Russian Prosecutor Seeks Moscow Court to Declare Sergei Magnitsky Guilty and Not Be Rehabilitated in First Posthumous Trial in Russian History
July 3, 2013
Today, the Russian prosecutor has asked the Tverskoi court in Moscow to declare that Sergei Magnitsky was guilty and that he should be refused rehabilitation. The request was made during the last session of the trial of Sergei Magnitsky who has been deceased for three and a half years after being tortured and killed in police custody.
The prosecutor asked the court not to apply any punishment to Sergei Magnitsky, and to cease the case with the verdict of guilty and no chance of future rehabilitation.
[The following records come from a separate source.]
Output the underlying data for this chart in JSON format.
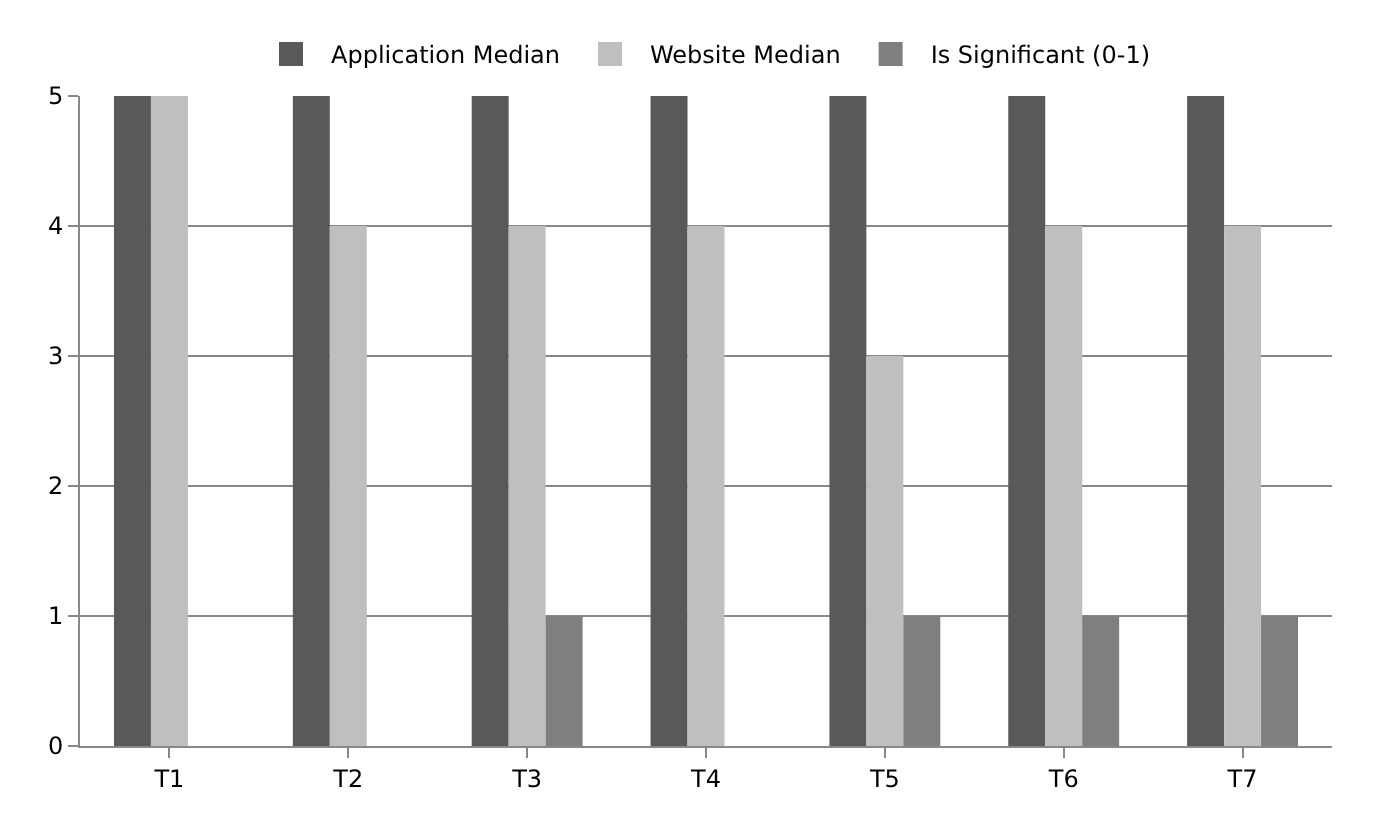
{
  "chart_data": {
    "type": "bar",
    "categories": [
      "T1",
      "T2",
      "T3",
      "T4",
      "T5",
      "T6",
      "T7"
    ],
    "series": [
      {
        "name": "Application Median",
        "color": "#595959",
        "values": [
          5,
          5,
          5,
          5,
          5,
          5,
          5
        ]
      },
      {
        "name": "Website Median",
        "color": "#bfbfbf",
        "values": [
          5,
          4,
          4,
          4,
          3,
          4,
          4
        ]
      },
      {
        "name": "Is Significant (0-1)",
        "color": "#7f7f7f",
        "values": [
          0,
          0,
          1,
          0,
          1,
          1,
          1
        ]
      }
    ],
    "ylim": [
      0,
      5
    ],
    "yticks": [
      0,
      1,
      2,
      3,
      4,
      5
    ],
    "grid": "y",
    "legend": "top"
  }
}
“Magnitsky is fully incriminated, and there are no grounds for his rehabilitation,” said prosecutor according to Interfax news agency (http://www.interfax.ru/russia/txt.asp?id=316392).
“We are witnessing a Kafka show trial in real time,” said a Hermitage Capital representative.
The court will announce its decision next week, on 11 July. The presiding judge in the Tverskoi District Court in Moscow is Igor Alisov, the same judge who refused in 2011 to hear the application from Sergei Magnitsky’s mother who challenged the posthumous proceeding against her son as immoral and being contrary to the Russian Constitution. Magnitsky’s mother has since received a letter from the Constitutional Court which reiterated that the posthumous proceedings are only allowed at the relatives’ request and only for the purpose of rehabilitation. In this case, the posthumous trial was initiated by the prosecutor’s office against the will of Magnitsky’s family.
Judge Igor Alisov was also responsible in 2011 for exonerating all officials implicated by Sergei Magnitsky in the theft of Hermitage Fund’s companies and their $230 million tax payments. Instead, in a fast-track hearing in which he heard no evidence, he placed the blame for the $230 million theft on an unemployed ex convict, Mr Khlebnikov, relying exclusively on Mr Khlebnikov’s own testimony.
The posthumous trial against Sergei Magnitsky has been condemned by numerous international bodies, including Amnesty International and International Bar Association.